Joseph Pancoast (Wikipedia)

department at Jefferson Medical College, had taken over the editing of Wistar and Horner’s anatomy text, and was known for his extensively illustrated surgery text. Dr. Joseph Hollingsworth, the twins’ personal physician, felt that burying the twins locally would invite grave robbers. Rumors of a reward for the body were already circulating. 

     With assent from the family, Pancoast and Harrison Allen, professor of comparative anatomy at the U of Penn, came to their home, embalmed the bodies with zinc chloride solution, and shipped them to Philadelphia for an autopsy.

     Philadelphia, a prominent medical city and for many years a leader in anatomical studies, was an appropriate choice. The city boasted five medical schools, was home to the American College of Physicians and was the site of the founding of the AMA in 1847.

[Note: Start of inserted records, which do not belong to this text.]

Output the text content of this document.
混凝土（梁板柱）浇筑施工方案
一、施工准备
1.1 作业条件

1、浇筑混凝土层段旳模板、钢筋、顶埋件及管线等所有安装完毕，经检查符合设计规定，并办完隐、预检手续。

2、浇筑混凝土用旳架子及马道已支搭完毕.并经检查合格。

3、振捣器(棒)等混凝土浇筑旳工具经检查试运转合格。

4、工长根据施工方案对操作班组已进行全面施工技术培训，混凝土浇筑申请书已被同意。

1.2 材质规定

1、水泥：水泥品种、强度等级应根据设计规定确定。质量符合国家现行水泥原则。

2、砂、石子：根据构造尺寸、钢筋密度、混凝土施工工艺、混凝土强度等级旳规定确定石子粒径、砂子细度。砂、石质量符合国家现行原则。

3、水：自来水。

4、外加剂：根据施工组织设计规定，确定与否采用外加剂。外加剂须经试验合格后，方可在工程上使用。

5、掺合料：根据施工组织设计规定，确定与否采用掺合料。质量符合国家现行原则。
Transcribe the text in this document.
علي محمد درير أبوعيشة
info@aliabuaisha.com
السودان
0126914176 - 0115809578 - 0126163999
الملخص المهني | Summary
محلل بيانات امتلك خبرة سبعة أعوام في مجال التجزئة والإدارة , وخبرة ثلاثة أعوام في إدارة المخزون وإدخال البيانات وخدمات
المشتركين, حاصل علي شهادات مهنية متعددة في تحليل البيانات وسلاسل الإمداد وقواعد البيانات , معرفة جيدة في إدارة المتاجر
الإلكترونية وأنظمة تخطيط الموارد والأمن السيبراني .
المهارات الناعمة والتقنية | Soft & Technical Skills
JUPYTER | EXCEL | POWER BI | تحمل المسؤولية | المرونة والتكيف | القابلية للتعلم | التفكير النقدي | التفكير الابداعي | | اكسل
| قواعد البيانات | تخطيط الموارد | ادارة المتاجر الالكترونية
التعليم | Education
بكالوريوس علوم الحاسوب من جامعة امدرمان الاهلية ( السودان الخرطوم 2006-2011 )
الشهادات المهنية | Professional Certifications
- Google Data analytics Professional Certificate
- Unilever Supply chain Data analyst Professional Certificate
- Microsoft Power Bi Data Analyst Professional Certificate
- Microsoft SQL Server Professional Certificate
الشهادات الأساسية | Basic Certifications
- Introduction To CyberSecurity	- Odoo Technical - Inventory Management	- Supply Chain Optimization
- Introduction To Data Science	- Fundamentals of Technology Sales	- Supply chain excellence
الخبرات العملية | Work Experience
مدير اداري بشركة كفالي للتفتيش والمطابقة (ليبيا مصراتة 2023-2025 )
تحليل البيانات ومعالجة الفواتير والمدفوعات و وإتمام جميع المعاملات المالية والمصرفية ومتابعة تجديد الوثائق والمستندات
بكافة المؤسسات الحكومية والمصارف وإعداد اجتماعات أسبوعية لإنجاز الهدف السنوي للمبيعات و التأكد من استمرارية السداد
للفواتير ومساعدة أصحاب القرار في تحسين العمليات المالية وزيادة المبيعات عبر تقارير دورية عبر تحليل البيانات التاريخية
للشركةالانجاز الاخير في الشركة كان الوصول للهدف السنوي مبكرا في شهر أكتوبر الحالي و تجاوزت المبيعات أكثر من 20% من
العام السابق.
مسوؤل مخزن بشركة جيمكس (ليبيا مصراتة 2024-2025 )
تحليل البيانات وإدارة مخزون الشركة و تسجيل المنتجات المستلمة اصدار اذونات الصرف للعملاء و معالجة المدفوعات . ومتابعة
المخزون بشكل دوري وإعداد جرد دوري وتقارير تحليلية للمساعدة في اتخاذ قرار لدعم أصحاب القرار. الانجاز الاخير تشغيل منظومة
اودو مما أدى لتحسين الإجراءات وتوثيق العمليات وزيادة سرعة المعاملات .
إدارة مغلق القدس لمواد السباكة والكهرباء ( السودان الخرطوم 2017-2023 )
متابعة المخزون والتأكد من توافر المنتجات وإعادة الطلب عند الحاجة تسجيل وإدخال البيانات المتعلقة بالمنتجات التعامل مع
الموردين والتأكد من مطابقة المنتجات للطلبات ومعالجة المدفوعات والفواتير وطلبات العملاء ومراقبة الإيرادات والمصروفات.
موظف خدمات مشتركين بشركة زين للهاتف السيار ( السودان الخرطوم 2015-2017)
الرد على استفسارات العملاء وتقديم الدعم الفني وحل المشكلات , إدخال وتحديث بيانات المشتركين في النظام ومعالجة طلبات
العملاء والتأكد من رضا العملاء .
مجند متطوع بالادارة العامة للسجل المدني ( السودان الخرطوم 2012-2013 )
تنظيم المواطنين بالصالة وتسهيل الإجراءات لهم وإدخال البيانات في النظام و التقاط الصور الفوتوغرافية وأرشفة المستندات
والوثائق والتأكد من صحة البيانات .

Pennsylvania Hospital 1755 (Wikipedia)

Joseph Leidy, the “greatest teacher of anatomy,” chaired the above-mentioned U of Penn anatomy department. Joseph Pancoast, 
chairman of anatomy at Jefferson, was described as a gifted operator with “hands as light as floating perfume.” The great Samuel Gross was chairman of surgery at Jefferson and was to have his portrait painted the following year by Thomas Eakins  in “The Gross Clinic.” S. Weir Mitchell practiced in the city as a celebrated neurologist and novelist and the famous Mütter Museum, a gift of the surgeon Thomas Mütter, had opened. 

     The findings of the limited autopsy on the twins were reported during a meeting at the College of Physicians. The family permitted only the posterior aspect of the band to be opened, along with limited abdominal incisions. The major findings were that the twins shared liver tissue through the connecting canal, that their respective peritoneal membranes overlapped each other in the canal but remained separate, and that umbilical arteries terminated feebly at the entrance to the band (the umbilicus was considered shared in the center). Dye injected into the portal circulation on Chang’s side emerged on Eng’s side.

(From the article referenced below)

     During life it had become clear that the two arterial circulations and nervous systems were distinct. When Chang became intoxicated Eng did not, and if Eng ate asparagus only his urine smelled of it later. Similarly, if the center of the connecting band was pricked, they both felt pain, but not if pricked closer to their respective bodies.
  

     The autopsy satisfied the doctors’ curiosity but did not open any new doors. The bigger lesson, it seems, was that two conjoined individuals could tolerate each other for 63 years.


SOURCES:

Huang, Yunte. Inseparable: The Original Siamese Twins and their Rendezvous with American History. 2018; Liveright.

Report of the Autopsy of the Siamese Twins. (Reprinted from the Philadelphia Medical Times), 1874. Available on Hathi Trust.

Mall, F P. “On Some Points of Importance to Anatomists.” 1907; Science 25(630): 121-5.

Savitch, S L, et al. “Joseph Pancoast, MD (1805-1882): The Surgeon Who Brought Anatomy to Life.” 2020; The American Surgeon. (online only)

Rutgow, I. “American Surgical Biographies.” Surgical Clinics of North America, 1987; 67(6): 1153-80.